Figure 8. Nicotine increases NO production

(A) HMVECs were loaded with DAF-FM DA (20 µM) as described in Material and Methods. Increasing fluorescence intensity reflects NO synthesis. Representative results are shown. Upper panels show basal fluorescence intensity before stimulation. Bottom panels show fluorescence 15 minutes after nicotine(10⁻⁷ M) stimulation. From left to right: panel1: Control cells, treated with transfection vehicle for 72 hrs prior to nicotine stimulation; panel2 :cells treated with siRNA against α₉ preceding the nicotine stimulation. panel3: cells pretreated with siRNA against α₇ prior to nicotine stimulation. panel4: cells pretreated with PI3 kinase inhibitor Ly294003 (50 uM) for 1 hour followed by nicotine stimulation. panel5: cells pretreated with U0126 (20 uM) for 1 hour followed by nicotine stimulation. Bar = 20 µm. (B)–(C) Measurement of the intracellular NO level. The average intensities in the ECs relative to the control group were evaluated as described in materials and methods. n=10, *p<0.05 versus control (non-transfected) cells at time 0. ^# p<0.05, vs. non-transfected cells exposed to same stimulus duration.

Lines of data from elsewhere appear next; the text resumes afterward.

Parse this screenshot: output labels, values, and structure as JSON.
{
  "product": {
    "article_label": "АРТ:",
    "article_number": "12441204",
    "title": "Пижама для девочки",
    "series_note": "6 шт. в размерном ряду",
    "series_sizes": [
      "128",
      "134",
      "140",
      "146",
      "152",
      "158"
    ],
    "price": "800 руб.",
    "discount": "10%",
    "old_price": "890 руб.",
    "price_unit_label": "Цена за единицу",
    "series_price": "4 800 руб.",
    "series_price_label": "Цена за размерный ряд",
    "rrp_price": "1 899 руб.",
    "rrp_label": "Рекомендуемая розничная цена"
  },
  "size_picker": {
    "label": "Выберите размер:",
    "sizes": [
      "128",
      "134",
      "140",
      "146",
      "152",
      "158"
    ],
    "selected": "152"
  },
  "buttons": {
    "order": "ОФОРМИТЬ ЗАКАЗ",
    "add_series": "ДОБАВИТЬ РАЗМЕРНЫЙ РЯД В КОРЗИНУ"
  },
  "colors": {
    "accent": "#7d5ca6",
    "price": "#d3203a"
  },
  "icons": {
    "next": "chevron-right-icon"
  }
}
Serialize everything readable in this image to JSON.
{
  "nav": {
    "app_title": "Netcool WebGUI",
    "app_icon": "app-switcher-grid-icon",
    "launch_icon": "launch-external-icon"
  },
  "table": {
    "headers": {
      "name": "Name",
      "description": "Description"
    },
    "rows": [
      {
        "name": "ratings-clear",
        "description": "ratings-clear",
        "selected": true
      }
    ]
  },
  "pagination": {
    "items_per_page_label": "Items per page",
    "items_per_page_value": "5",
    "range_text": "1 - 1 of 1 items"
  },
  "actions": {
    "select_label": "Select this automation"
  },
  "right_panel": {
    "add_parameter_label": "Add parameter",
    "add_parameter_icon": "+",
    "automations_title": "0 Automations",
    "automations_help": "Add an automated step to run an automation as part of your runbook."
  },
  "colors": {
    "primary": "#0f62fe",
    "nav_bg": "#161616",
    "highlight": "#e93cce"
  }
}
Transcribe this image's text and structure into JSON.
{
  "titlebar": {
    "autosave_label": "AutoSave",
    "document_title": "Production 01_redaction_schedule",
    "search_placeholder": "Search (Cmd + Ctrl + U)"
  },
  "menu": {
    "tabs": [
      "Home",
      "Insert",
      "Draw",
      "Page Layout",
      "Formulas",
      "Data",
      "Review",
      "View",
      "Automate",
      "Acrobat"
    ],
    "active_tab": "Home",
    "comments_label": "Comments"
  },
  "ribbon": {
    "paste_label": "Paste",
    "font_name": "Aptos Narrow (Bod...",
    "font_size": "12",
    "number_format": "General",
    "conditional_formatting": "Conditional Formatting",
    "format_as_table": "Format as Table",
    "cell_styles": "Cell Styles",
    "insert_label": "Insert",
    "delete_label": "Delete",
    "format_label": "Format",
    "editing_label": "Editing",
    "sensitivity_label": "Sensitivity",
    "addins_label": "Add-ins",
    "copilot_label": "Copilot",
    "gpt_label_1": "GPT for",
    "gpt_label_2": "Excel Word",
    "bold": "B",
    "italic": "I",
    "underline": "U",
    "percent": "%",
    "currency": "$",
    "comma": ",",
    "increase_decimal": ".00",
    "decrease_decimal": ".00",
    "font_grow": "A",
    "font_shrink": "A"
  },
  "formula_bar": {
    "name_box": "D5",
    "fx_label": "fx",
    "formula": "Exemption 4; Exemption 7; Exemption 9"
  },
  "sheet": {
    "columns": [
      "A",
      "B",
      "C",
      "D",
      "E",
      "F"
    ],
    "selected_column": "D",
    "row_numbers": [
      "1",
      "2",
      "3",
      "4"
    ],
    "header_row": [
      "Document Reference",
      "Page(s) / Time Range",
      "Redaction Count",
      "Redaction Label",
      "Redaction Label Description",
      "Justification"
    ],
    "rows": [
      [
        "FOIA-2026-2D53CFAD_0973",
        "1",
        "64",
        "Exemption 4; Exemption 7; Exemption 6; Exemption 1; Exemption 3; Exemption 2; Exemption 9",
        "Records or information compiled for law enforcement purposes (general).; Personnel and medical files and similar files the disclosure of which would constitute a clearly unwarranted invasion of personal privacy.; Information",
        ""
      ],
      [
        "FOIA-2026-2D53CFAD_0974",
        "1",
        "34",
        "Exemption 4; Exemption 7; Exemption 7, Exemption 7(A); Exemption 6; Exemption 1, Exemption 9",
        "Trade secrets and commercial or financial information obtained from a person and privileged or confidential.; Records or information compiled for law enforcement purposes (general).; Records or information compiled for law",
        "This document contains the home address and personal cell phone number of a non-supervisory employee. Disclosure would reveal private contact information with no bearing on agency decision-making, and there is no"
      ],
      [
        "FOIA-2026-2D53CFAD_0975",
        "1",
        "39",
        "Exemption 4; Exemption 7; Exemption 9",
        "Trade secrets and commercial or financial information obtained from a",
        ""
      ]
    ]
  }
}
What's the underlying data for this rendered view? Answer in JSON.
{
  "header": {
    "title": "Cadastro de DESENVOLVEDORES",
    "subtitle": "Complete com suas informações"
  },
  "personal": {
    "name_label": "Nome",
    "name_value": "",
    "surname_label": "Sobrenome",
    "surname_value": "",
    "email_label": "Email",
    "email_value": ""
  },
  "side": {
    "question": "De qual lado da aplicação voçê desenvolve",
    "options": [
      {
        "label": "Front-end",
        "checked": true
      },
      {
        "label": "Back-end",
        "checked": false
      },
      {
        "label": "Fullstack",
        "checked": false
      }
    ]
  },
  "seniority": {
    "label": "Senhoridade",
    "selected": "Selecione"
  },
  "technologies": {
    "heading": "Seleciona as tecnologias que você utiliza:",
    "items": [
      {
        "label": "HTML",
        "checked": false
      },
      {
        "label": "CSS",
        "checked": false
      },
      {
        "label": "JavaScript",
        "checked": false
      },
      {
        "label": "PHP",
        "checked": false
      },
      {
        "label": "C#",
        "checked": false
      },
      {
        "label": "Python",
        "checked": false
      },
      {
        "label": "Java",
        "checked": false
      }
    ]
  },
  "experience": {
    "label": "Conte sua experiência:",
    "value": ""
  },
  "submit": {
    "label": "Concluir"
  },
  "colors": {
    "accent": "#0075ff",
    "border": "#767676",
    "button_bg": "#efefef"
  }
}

Figure 9. Cyclin D1 activity is increased by nicotine

Immunoblotting for p21 and cyclin D1. Cells were exposed to siRNA against α₉ or α₇ for 72 hour. Then cells were serum starved overnight and subsequently stimulated with nicotine (10⁻¹⁰M) for 24 hours. The lysates were subjected to Western analysis with anti-p21, anti-cyclin D1 antibodies. Equal protein loading was determined by anti-β-actin antibody.

Figure 10

Schematic representation of nicotine signal transduction pathways. Nicotine activates α₇-nAChRs, triggering an initial cytosolic influx of Ca²⁺, which activates two major signaling pathways (PI3/Akt and MAPK cascade, respectively) resulting in the promotion of cell proliferation, survival and migration. The activation of MAPK and Akt increases NO synthesis, which also promotes EC proliferation, survival and migration. Nicotine causes disassembly of the VE-Cadherin/ β-catenin complex and translocation of β-catenin to the nucleus. By contrast, nicotine binding to α₉ opposes this signaling pathway through an unknown mechanism.